Homicidal Moat: They...they didn't care. They called us stupid crybabies. Well, all except for Sweet Moat. They didn't want to come. But Jonathan's paying for this, so I guess he cares. Although, he doesn't know he's paying, it's the money that counts, not the thought!

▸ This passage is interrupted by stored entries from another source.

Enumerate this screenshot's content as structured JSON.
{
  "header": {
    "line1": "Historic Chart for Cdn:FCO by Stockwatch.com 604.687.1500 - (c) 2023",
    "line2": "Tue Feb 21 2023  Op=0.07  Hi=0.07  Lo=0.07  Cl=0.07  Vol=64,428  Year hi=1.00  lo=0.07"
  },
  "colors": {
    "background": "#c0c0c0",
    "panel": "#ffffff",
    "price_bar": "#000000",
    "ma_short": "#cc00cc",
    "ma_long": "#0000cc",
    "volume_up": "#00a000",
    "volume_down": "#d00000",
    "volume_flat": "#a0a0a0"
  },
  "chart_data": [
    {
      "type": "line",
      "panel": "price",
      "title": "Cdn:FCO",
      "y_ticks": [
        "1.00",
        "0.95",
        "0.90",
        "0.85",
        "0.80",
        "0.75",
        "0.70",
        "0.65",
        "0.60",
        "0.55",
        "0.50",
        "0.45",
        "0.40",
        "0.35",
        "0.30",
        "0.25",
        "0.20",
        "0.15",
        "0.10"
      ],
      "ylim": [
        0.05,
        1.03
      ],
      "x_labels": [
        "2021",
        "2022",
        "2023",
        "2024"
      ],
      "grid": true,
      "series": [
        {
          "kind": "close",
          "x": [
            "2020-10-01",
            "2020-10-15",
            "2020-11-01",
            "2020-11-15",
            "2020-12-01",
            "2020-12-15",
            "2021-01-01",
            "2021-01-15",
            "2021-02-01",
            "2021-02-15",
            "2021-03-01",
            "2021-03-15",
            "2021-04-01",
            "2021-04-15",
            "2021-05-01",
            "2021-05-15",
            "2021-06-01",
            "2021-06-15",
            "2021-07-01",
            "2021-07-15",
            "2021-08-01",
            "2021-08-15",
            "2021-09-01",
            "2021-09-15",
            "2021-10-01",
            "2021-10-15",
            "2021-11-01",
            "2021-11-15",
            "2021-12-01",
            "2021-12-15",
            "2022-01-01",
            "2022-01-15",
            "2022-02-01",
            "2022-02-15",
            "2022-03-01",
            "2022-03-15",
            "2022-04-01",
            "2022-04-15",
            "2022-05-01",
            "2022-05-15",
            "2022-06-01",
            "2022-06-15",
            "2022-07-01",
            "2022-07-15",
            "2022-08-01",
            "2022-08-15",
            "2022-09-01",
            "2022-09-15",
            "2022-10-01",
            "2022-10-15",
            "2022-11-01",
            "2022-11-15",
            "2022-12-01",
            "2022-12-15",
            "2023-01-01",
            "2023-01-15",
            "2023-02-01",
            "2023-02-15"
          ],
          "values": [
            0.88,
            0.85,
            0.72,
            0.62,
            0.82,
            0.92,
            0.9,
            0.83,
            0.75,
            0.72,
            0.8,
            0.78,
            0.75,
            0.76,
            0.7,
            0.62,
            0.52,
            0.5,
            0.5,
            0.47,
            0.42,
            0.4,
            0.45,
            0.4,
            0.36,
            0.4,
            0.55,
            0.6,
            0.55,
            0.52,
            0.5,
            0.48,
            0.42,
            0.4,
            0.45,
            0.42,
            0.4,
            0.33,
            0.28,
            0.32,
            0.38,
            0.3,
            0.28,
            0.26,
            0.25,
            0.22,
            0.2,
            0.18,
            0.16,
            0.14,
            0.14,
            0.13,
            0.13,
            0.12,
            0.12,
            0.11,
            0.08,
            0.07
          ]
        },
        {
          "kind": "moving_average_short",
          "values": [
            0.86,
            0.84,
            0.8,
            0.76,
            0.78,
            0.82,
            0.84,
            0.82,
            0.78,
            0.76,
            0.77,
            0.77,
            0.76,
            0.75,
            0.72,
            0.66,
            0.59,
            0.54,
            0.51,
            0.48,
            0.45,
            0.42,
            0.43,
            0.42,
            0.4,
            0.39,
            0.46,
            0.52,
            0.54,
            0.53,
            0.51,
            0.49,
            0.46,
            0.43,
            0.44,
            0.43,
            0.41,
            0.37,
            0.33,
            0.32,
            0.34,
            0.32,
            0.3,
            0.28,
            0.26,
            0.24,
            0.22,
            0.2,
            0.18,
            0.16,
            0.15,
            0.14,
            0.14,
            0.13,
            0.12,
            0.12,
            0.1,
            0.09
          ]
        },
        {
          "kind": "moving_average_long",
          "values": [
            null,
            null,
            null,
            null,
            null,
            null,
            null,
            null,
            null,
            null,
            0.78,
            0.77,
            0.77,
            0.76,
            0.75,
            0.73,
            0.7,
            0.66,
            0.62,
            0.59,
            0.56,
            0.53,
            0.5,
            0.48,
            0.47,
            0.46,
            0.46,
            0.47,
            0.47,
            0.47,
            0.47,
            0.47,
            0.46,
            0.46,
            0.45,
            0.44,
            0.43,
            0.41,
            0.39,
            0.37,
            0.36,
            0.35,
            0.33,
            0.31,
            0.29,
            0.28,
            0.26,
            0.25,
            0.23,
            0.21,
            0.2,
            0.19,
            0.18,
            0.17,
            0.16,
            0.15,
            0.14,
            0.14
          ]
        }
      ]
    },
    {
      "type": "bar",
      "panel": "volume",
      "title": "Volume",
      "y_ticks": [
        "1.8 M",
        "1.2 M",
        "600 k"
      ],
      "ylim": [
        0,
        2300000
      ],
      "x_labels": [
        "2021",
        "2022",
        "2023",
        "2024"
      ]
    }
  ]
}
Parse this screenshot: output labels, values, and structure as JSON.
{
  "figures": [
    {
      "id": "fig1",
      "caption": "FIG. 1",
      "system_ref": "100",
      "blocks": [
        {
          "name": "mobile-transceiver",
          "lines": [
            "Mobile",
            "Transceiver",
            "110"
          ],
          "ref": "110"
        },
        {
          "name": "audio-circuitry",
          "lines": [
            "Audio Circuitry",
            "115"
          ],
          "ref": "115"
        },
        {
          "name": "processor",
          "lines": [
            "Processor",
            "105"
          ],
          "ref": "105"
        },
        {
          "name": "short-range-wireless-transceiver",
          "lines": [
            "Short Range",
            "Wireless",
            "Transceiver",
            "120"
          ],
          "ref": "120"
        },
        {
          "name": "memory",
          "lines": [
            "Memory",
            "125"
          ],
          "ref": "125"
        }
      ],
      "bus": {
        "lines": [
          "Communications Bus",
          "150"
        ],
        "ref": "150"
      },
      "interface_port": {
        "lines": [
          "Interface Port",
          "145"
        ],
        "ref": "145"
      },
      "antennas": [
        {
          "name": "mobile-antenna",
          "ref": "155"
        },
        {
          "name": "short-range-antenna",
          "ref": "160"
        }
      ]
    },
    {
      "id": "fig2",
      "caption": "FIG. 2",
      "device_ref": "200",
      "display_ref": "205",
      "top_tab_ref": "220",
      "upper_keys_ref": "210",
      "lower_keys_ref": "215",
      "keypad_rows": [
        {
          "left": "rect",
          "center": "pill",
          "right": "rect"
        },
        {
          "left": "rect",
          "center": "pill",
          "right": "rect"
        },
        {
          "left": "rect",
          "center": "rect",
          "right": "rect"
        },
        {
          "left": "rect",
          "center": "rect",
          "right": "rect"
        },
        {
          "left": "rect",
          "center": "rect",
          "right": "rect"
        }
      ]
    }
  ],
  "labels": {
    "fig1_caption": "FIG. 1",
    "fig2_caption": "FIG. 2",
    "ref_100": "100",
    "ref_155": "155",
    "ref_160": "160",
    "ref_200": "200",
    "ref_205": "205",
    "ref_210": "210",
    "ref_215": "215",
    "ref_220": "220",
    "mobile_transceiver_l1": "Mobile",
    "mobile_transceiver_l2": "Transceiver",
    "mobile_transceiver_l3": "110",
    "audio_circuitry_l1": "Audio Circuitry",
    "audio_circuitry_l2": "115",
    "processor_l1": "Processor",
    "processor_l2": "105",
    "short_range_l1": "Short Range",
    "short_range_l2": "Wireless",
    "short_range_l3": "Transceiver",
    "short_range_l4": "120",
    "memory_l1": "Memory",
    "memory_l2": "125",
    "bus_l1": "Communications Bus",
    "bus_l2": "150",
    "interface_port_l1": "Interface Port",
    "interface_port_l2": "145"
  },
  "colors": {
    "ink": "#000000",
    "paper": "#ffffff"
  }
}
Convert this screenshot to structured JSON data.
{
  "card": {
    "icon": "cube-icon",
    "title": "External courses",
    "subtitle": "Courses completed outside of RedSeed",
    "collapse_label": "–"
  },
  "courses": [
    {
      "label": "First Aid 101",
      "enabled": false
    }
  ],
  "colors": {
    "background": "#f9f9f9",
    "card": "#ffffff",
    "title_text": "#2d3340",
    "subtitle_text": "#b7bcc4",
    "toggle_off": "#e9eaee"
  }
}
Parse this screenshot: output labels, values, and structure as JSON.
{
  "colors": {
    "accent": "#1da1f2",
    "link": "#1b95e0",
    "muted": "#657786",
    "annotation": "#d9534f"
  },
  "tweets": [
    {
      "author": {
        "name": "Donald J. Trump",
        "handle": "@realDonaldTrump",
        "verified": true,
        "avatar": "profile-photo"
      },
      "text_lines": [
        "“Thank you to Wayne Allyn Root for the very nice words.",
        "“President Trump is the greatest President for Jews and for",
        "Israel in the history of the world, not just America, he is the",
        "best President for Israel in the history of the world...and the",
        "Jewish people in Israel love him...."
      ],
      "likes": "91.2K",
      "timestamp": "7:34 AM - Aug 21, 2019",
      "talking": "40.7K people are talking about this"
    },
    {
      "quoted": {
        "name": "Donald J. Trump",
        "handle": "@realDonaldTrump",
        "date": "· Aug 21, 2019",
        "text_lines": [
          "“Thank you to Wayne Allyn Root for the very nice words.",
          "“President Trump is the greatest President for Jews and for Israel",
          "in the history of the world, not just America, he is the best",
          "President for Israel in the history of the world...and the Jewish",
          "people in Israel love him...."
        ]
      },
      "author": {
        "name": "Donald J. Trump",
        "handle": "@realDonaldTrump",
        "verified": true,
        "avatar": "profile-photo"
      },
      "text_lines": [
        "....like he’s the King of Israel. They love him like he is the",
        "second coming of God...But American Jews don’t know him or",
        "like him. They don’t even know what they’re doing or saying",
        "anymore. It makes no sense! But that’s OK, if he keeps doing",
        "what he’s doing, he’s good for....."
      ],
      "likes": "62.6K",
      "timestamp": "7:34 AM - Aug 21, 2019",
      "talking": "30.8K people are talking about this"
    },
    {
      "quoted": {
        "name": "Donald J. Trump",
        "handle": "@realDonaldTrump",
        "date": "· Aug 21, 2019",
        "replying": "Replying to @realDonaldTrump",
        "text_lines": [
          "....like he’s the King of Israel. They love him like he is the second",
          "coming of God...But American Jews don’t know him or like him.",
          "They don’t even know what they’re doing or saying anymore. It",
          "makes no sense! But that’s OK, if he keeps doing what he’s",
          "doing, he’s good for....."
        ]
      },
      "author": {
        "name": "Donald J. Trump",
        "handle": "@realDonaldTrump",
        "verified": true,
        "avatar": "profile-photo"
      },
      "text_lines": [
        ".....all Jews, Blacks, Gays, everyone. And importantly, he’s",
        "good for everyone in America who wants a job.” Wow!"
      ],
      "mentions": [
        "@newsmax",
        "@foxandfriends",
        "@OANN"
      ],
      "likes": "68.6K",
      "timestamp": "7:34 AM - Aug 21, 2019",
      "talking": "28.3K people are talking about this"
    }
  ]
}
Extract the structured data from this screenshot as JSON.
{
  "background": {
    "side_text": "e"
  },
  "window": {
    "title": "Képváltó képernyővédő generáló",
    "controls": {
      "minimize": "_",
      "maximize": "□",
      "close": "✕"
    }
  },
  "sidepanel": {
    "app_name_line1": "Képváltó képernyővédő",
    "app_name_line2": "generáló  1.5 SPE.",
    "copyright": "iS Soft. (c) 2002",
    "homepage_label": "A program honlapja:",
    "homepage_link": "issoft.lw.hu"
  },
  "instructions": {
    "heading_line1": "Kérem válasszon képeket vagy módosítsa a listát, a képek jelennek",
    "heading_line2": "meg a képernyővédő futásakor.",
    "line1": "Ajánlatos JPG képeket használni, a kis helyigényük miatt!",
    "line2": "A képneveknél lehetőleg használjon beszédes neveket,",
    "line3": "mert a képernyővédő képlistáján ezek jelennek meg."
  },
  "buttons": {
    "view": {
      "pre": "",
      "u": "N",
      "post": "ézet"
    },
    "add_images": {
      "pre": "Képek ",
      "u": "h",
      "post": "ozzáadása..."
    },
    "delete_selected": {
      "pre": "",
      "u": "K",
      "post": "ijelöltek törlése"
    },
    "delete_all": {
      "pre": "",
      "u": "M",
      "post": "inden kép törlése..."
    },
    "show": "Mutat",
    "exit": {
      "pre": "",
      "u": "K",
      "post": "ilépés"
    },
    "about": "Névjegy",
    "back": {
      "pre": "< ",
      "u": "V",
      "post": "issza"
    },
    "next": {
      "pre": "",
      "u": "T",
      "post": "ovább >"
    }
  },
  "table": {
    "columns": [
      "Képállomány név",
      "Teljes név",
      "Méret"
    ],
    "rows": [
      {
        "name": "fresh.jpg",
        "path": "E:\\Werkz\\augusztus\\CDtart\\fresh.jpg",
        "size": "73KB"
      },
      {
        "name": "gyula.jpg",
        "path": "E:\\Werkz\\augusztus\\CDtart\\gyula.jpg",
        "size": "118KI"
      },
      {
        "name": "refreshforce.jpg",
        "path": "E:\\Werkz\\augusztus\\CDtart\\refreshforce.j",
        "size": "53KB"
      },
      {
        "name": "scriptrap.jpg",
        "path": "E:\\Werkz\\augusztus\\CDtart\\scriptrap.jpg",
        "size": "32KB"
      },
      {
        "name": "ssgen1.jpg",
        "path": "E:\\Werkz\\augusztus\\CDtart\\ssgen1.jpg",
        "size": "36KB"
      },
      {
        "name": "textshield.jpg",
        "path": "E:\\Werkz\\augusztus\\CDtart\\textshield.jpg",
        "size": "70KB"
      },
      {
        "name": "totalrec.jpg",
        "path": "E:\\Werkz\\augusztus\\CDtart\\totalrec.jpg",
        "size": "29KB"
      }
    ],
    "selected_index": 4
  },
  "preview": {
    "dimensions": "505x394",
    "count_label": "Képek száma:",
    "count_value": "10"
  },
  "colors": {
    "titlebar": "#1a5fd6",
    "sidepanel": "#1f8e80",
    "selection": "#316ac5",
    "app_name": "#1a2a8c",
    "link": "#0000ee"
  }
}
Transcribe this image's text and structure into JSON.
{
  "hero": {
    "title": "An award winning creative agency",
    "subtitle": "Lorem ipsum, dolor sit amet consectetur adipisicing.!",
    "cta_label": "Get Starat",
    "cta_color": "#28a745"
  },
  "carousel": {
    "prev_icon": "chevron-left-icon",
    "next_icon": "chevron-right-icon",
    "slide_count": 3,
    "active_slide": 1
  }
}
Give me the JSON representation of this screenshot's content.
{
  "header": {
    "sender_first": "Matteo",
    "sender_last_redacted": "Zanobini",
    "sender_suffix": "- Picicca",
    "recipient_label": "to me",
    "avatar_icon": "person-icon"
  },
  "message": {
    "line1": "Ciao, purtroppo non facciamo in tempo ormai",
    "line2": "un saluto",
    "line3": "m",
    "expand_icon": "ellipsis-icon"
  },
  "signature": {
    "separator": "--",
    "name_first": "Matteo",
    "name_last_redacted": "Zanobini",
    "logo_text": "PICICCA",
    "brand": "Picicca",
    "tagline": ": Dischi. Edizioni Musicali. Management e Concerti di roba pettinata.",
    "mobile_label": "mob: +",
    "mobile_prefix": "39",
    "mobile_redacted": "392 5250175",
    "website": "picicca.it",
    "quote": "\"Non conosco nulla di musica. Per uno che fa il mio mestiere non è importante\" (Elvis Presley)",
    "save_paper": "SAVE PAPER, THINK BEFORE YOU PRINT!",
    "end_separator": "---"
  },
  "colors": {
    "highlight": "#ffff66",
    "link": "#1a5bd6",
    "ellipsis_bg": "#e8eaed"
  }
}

Dr. Moat: I see. Well, gentlemen, I think I know what's wrong with all of you, and the AG system.
Homicidal Moat: What?
Dr. Moat: Well, there's nothing wrong with AG, but you all have a serious affliction. We in the psychology field like to refer to it as Queribundus Baro Syndrome, and there is... no cure.
Gay Moat: Oh no! But what doeth Queribunduth Baro mean?
Dr. Moat: I'm afraid you wouldn't want to know.
Gay Moat: *crying again*
Five Hours Later
Mind-Moat: So, how much is all of this costing Jonnycakes against his will or knowledge?
Dr. Moat: Six thousand dollars per person. So, thirty thousand dollars in all.
Mind-Moat: Hm.
Straight Moat: Jonny's wrath when he finds out will be great, but better than me paying for it. Besides, we can just use Sweet as a scapegoat, he won't say anything.
Dr. Moat: Fine by me. As long as I get paid, I'm happy.
Straight Moat: With thirty thousand dollar sessions? You should be!
Dr. Moat: I am.
Moat: So out of curiosity, what does Queribundus Baro Syndrome mean?
Dr. Moat: It's Latin, for Complaining Idiot. Syndrome. I made it up on the fly. It's great to insult people without their knowledge
*laughter*
One Phone Bill Later
Jonathan: MOOOOOOOOAAAAAAAAAAAAAATTTTTTTSSSSSSSSSSS!!!!!!